Voilà bien le problème quand on mène une double vie : c’est compliqué ; au moins deux fois plus compliqué qu’une vie ordinaire.

Et s’il ne menait qu’une double vie encore, ce serait simple, mais il en mène deux, sinon trois ; alors, c’est combien de fois plus compliqué, dans ce cas ?

Deux fois deux, ça fait quatre, mais deux fois quatre ?

Huit, tout juste, mon petit lapin, tu es tombé pile ! Ta vie est huit fois plus compliquée qu’une vie normale. Au moins !

C’est ce que se disait Jean Claude Génot, un quadragénaire de taille moyenne mais à l’allure sportive, l’air décidé, le cheveu ras, au volant d’une berline familiale semblable à beaucoup d’autres, en ce jour de départ en vacances. Ses traits burinés lui donnaient  une apparence de force presque brutale, tempérée par une attitude générale apparemment décontractée. La circulation était dense, sur l’autoroute 666, et il conduisait en père tranquille : son chargement un peu spécial aurait rendu problématique le moindre accrochage.

Jean Claude Génot, bien sûr, ça n’était pas son vrai nom, sinon tout serait trop simple, mais appelons le ainsi, pour la commodité de l’histoire ; d’ailleurs c’est le nom qui figurait sur tous ses papiers. Pas des faux papiers, bien sûr : trop banal, des faux papiers ! Non, de vrais papiers, tout ce qu’il y a d’officiels, émis dans une vraie Préfecture de la République Française, par un fonctionnaire bien réel, mais qui n’ignorait pas qu’il attribuait un faux nom : Jean-Claude Génot, justement, et c’était sa première complication.

D’ailleurs toute la famille avait de vrais faux papiers : son épouse, Martine Génot, assise à ses côtés, une belle blonde aux formes abondantes, plus jeune que lui d’une bonne dizaine d’années, et qui pourtant le regardait amoureusement, et les deux jumeaux, Jacques et Eric, qui se gondolaient à l’arrière, en jouant avec un jeu vidéo. Ils avaient l’air particulièrement excités par ce départ en vacances, eux qui, d’habitude, détestaient quitter leurs copains.
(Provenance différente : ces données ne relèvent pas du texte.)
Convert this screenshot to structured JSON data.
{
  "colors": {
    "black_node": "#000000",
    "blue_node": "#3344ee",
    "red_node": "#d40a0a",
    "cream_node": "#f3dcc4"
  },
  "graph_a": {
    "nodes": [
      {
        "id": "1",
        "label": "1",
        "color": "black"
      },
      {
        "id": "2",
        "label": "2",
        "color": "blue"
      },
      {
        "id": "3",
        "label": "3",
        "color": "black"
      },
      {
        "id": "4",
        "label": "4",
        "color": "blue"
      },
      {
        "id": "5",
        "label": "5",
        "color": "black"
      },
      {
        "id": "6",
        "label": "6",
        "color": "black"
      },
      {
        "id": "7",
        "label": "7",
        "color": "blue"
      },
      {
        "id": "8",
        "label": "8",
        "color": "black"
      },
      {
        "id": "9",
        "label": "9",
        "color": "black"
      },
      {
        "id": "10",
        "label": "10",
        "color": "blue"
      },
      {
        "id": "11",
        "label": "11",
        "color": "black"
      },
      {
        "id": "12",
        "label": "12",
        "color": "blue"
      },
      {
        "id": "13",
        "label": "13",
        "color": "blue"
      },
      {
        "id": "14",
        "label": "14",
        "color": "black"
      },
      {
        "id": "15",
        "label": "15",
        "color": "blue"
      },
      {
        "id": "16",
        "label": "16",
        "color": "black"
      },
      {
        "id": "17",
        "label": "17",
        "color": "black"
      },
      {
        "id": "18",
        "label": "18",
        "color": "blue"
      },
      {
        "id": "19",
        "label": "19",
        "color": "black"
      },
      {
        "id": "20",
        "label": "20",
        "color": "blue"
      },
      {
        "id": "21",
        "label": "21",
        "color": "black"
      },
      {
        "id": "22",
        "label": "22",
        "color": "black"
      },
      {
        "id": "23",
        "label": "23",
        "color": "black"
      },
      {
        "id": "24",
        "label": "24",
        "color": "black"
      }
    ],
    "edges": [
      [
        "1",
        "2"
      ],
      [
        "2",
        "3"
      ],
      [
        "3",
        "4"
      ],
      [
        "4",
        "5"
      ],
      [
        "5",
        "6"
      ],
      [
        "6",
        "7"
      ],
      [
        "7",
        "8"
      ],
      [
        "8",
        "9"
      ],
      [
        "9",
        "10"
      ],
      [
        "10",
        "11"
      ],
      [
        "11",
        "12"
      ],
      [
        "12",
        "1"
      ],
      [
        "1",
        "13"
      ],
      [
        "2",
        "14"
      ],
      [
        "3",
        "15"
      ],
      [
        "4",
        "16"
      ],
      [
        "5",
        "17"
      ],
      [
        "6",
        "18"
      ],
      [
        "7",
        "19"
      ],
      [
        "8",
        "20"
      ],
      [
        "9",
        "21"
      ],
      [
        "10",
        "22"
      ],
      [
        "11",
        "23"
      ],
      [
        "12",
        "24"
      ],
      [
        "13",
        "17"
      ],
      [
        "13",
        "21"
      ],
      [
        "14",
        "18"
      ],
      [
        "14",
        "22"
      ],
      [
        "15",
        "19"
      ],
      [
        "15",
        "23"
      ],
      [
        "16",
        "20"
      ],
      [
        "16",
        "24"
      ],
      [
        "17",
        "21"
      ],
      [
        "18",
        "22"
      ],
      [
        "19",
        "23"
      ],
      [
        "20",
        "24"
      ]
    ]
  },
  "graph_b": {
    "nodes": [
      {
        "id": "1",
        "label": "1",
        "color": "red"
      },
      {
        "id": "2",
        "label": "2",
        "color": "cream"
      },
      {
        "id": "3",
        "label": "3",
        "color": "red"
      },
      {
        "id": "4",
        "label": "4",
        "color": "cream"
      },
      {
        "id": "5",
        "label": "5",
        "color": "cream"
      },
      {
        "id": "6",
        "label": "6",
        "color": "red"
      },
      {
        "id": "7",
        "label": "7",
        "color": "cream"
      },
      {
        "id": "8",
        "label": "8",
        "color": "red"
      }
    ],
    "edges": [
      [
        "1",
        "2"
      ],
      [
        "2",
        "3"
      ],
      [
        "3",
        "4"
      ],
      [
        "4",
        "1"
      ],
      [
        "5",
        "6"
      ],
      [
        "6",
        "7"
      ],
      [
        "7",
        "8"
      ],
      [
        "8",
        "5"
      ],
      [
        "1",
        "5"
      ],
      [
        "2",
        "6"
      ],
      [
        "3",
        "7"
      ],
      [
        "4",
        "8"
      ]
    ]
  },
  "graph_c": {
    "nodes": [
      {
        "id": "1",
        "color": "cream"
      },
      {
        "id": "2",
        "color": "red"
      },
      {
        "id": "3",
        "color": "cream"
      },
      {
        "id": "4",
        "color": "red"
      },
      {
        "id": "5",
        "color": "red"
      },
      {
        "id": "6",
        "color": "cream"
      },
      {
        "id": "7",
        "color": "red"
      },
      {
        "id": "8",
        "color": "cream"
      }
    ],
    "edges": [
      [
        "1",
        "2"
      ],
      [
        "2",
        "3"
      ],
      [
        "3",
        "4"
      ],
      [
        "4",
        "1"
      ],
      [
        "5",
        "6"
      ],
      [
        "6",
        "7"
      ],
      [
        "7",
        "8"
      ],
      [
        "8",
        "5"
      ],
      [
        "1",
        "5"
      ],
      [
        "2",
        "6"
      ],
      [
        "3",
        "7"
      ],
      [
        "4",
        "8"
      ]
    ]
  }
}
Leur plaisir aurait pu se comprendre, si la voiture était descendue vers la Méditerranée, où ils adoraient montrer leurs muscles aux minettes de leur âge : dix sept ans, le bel âge ; mais la Bretagne ! La Bretagne, d’habitude, ils l’exécraient, avec ses marées où l’océan s’en va Dieu sait où- qu’importe d’ailleurs, l’eau est trop froide pour s’y baigner- et ses bruines sournoises qui faisaient détaler les jeunes filles aux moments les moins appropriés.

D’habitude, quand Jean-Claude Génot partait avec eux vers la Bretagne, avec sa femme –sa vraie femme, s’entend- les jumeaux tiraient une figure de six pieds, ou leur empoisonnaient la vie en récriminant tout autant que durait le trajet ; mais là, alors qu’ils partaient officiellement pour quatre semaines, les enfants Génot étaient tout sourire à l’intention de leur mère, « Martine », et de leur père, « Jean-Claude ».

Bref, ils avaient l’air de nager avec délice dans la complication : pour eux, elle avait les couleurs de l’aventure ; pour lui, ces couleurs s’étaient fanées depuis longtemps : ça ne l’amusait plus.

Il faut dire que cette idée de mélanger le boulot et la famille ne lui plaisait pas du tout ; il l’avait dit haut et fort, mais va discuter avec the big boss ! Sa femme aussi avait râlé ferme, et il avait eu le plus grand mal à lui faire avaler la pilule, et pourtant il ne lui avait pas tout dit. Bref, il avait ramé, mais enfin il y était arrivé ;  restait à faire le boulot le plus proprement possible, et à déguerpir ensuite au plus vite.

  -   Papa Jean-Claude, quand est-ce qu’on mange ?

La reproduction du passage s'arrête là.